A Quick Guide to Conducting Pilots and PoCs

Introduction

Over the years of his work in the field of IT and especially in IT sales, he saw many pilot projects, but most of them ended in nothing with a significant expenditure of time.

At the same time, if we are talking about testing hardware solutions, such as storage systems, for each demo system there is usually a queue almost a year in advance. And each test in the schedule can bring a sale or, on the contrary, screw up a sale. It makes no sense to consider a situation in which testing does not affect the sale, since testing does not make sense either - this is a waste of time and the occupation of a demo system.

So, how do you do everything wisely and make everything happen?

Prepare

Pilot Goals

Where does the pilot start? Not from connecting equipment to a rack, not at all. Before starting any work with the equipment, there is work with documents. And we start by defining the goals of the pilot.
The goal of the pilot is to eliminate objections from the end customer. No objections - no need for a pilot. Yes Yes exactly.
But what are the main classes of objections we can see?
* We doubt the reliability
* We doubt the performance
* We doubt scalability
* We doubt compatibility and ability to work with our systems
* We do not believe in your slides and want to make sure in practice that your system really knows how to do all this
* It will all be very difficult, our engineers are already loaded and it will be hard for them

In total, in the end, we get three main types of pilot testing and, as a special case of the pilot, proof of concept (PoC - proof of concept):
* Load testing (+ scalability)
* Functional testing
* Fault tolerance testing

In a specific case, depending on the doubts of a particular customer, different goals can be combined in the pilot, or, on the contrary, only one of them can be present.

The pilot begins with a document describing in Russian in white - why this testing is being carried out. It also includes a mandatory set of measurable criteria that allow you to unambiguously say whether the pilot passed successfully or what specifically was not passed. Measurable criteria are either numeric (such as latency in ms, IOPS) or binary (yes/no).

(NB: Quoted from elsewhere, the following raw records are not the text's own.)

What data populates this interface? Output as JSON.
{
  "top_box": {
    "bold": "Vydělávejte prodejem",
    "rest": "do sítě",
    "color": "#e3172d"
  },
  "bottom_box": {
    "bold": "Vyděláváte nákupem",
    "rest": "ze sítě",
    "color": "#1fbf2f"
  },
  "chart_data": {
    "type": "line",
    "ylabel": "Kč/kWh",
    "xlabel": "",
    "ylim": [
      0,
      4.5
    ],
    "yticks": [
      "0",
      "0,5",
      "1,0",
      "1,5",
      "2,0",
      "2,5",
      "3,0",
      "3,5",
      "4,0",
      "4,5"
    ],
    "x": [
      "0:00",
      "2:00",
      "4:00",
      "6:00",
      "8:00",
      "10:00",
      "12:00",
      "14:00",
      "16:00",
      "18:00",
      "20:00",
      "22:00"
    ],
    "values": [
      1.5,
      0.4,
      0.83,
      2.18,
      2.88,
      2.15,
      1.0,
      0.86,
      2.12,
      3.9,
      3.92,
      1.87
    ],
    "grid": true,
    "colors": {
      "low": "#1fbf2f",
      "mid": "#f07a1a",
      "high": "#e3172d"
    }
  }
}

If your pilot has an unmeasured value as a criterion, there is no point in the pilot, it is only a manipulation tool.

Equipment

The pilot can be conducted on the demo equipment of the vendor / distributor / partner or on the customer's equipment. Strictly speaking, the difference is small, the general approach is the same.

The main equipment question BEFORE starting the pilot is is the complete set of equipment present (including switches, data cables, power cables)? Is the equipment ready for testing (correct firmware versions, everything is supported, all lights are green)?

The correct sequence of actions after determining the goals of testing is to fully prepare the equipment for testing BEFORE it is handed over to the customer. Of course, there are loyal customers without haste, but this is rather an exception. Those. the complete set must be assembled at the partner's site, everything is checked and assembled. Without fail, the system must be running and you must make sure that everything works, the software is distributed without errors, and so on. It would seem nothing complicated, but 3 out of 4 pilots start by looking for cables or SFP transceivers.
Separately, it should be emphasized that as part of checking the demo system, you must make sure that it is clean. All data from previous testing must be deleted from the system without fail before transfer. It is possible that it was tested on real data, and there can be anything, both trade secrets and personal data.

Test program

Before the equipment is handed over to the customer, a testing program that meets the testing objectives must be prepared without fail. Each test should have a measurable result and clear criteria for success.
The testing program can be prepared by the vendor, partner, customer or jointly - but always BEFORE the tests start. And without fail, the customer must sign that he is satisfied with this program.

People

As part of the preparation for the pilot, it is necessary to agree on the dates of the pilot and the presence of all the necessary persons and their readiness for testing, both from the vendor / partner and from the customer. Oh, how many pilots started with the departure of the main person in the pilot from the customer on vacation the next day after the installation of the equipment!

Areas of responsibility / access

The pilot's program should clearly understand and ideally describe the responsibilities of all those involved. If necessary, coordinated remote or physical access of vendor / partner engineers to the customer's systems and data with the customer's security service.

Pilot

If we have completed all the previous points, then the most boring part is the pilot himself. But it has to go like it's on rails. If not, then part of the preparation was screwed up.

Pilot Completion

Upon completion of the pilot, a document on the testing carried out is prepared. Ideally with all the tests in the program with a green checkmark PASSED. It is possible to prepare a presentation for senior management to make a positive decision on the purchase or inclusion in the list of systems allowed for purchase.
If you don’t have a document with a list of completed tests and marks passed at the end of the pilot, the pilot failed and it should not have been started at all.